Yuri Petrovich Kugach
- Winner of the Stalin prize of the second degree (1950)
- Gold medal of the USSR Academy of Arts (1966)
- State prize of the RSFSR named after I. E. Repin (1969)
- Full member of the USSR Academy of Arts (1975)
- People's artist of the USSR (1977)
Yuri Petrovich Kugach was a renowned Soviet artist and teacher who preferred traditional Russian School of painting and was an ardent supporter of Realism as well as a vivid representative of Socialist Realism. Kugach devoted his artistic career to landscapes of his native country, which are thoughtful and reflective of the artist's emotional state, still lifes, which are full of authenticity and truth, and to portraits with soul and heart. The artist's most beloved theme in his art is undoubtedly the village and its peasants. Through these paintings of the countryside, Yuri Petrovich subtly and accurately expressed the national way of life, Russian traditions and history, human character and showed beauty in the ordinary, mundane things. Militant and historical topics are also extensively present in Kugach's oeuvre but mostly during the early stage of his career.

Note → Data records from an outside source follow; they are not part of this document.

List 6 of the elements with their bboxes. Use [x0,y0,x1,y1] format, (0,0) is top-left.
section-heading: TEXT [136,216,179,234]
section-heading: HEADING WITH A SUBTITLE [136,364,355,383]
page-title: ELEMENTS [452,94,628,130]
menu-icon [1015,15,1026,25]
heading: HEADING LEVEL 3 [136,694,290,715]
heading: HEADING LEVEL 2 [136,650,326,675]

The artist was born March 21, 1917, in the old city of Suzdal, in the Vladimir province. The family of Kugach was not the one of an artistic kind: the artist's mother came from a wealthy merchant family Seleznev, and his father graduated from the Polytechnic Institute. In 1920, when his mother died, he was transported to Petrograd, and later, in 1927, Kugach was moved to Moscow. Since he was seven years old, the boy has already shown great interest and talent for drawing, so it was not difficult for Yuri Petrovich to decide on his future profession. Young Kugach's drawings were somehow shown to the famous artist Kustodiev, and he was extremely impressed. In 1936, at the age of 19 years, Kugach graduated from the Moscow State Academic Art School named after 'in memory of 1905'. Yuri Petrovich has later recalled that he was very fortunate to get such wonderful teachers as the artist-realist K. F. Morozov and talented landscape painter N. P. Krymov. Then, in 1936, Kugach was admitted to the Moscow Art Institute named after V. I. Surikov in the workshop to S. V. Gerasimov. The artist began to participate in exhibitions starting from 1939. At the beginning of the Great Patriotic War, Yuri Petrovich was sent along with the other students for the construction of fortifications in the Smolensk region, and then was evacuated to Central Asia, Uzbekistan. The artist's diploma work 'The Execution of Partisans', which was presented in 1942 to the commission in Samarkand, was so impressive and professional that Yuri Petrovich was left at the Institute to continue his studies on a postgraduate level under the guidance of I. E. Grabar and N. K. Maximov. Kugach graduated from the Institute in 1945.